Und wenn die kurdische Autonomieregion einen eigenen Staat gründet, gestützt auf Einkünfte aus dem Öl- und Gasverkauf in die westliche Welt? Für Pflüger ginge das völlig in Ordnung. In der Internationalen Politik verweist er darauf, daß Erbil derzeit überraschenderweise »die meiste Unterstützung« aus Ankara erhält. Die Regierung Erdogan hat – auch auf Druck aus Washington nach dem Irak-Krieg von 2003 – ihre Wirtschaftskontakte in den Nordirak intensiviert, um das Gebiet zu stabilisieren, und dabei im Laufe der Zeit ihre Haltung zu einem etwaigen irakisch-kurdischen Staat revidiert. Dieser wäre ökonomisch vollkommen abhängig von der Türkei – bei der Stiftung Wissenschaft und Politik (SWP) war bereits von »einer Art türkischem Protektorat« die Rede – und könnte ihr seinerseits günstige Rohstoffe liefern. Zudem wäre er für Ankara ein nützlicher »Puffer zu den Bürgerkriegsgebieten in Syrien und im Irak«, urteilt Pflüger. Mit einem stabil an die Türkei angebundenen Gaslieferanten »Kurdistan« könnte auch Berlin gut leben – besser vielleicht als mit einer Autonomieregion, die im Streit mit der Zentralregierung liegt und deshalb, wie RWE leidvoll erfahren mußte, ein unzuverlässiger Geschäftspartner ist.

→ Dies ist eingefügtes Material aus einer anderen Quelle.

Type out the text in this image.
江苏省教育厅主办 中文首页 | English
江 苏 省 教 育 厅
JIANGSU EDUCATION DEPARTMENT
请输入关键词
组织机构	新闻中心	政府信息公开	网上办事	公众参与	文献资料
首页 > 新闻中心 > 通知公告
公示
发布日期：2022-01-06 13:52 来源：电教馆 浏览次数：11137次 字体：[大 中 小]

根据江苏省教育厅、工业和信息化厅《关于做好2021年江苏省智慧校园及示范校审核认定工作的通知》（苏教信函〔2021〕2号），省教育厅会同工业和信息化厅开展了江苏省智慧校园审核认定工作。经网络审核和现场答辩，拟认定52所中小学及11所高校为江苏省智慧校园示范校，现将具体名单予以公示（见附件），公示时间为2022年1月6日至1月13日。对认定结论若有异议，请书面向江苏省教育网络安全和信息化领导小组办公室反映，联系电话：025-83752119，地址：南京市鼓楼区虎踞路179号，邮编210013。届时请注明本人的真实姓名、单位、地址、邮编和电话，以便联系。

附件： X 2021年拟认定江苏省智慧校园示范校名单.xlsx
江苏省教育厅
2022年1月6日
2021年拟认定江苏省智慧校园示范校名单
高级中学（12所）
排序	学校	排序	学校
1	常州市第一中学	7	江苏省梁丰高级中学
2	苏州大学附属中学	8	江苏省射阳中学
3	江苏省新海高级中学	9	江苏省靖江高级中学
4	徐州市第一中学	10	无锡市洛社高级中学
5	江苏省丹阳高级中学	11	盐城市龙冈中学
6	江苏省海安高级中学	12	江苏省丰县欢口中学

Was früher nur Marxisten in Deutschland forderten, ist jetzt plötzlich auch bei einem CDU-Außenpolitiker vorstellbar geworden nämlich die Schaffung eines freien und unabhängigen Kurdenstaates. Die Aufhebung des PKK-Verbotes im Lande wäre da ein erster richtiger Schritt in diese Richtung.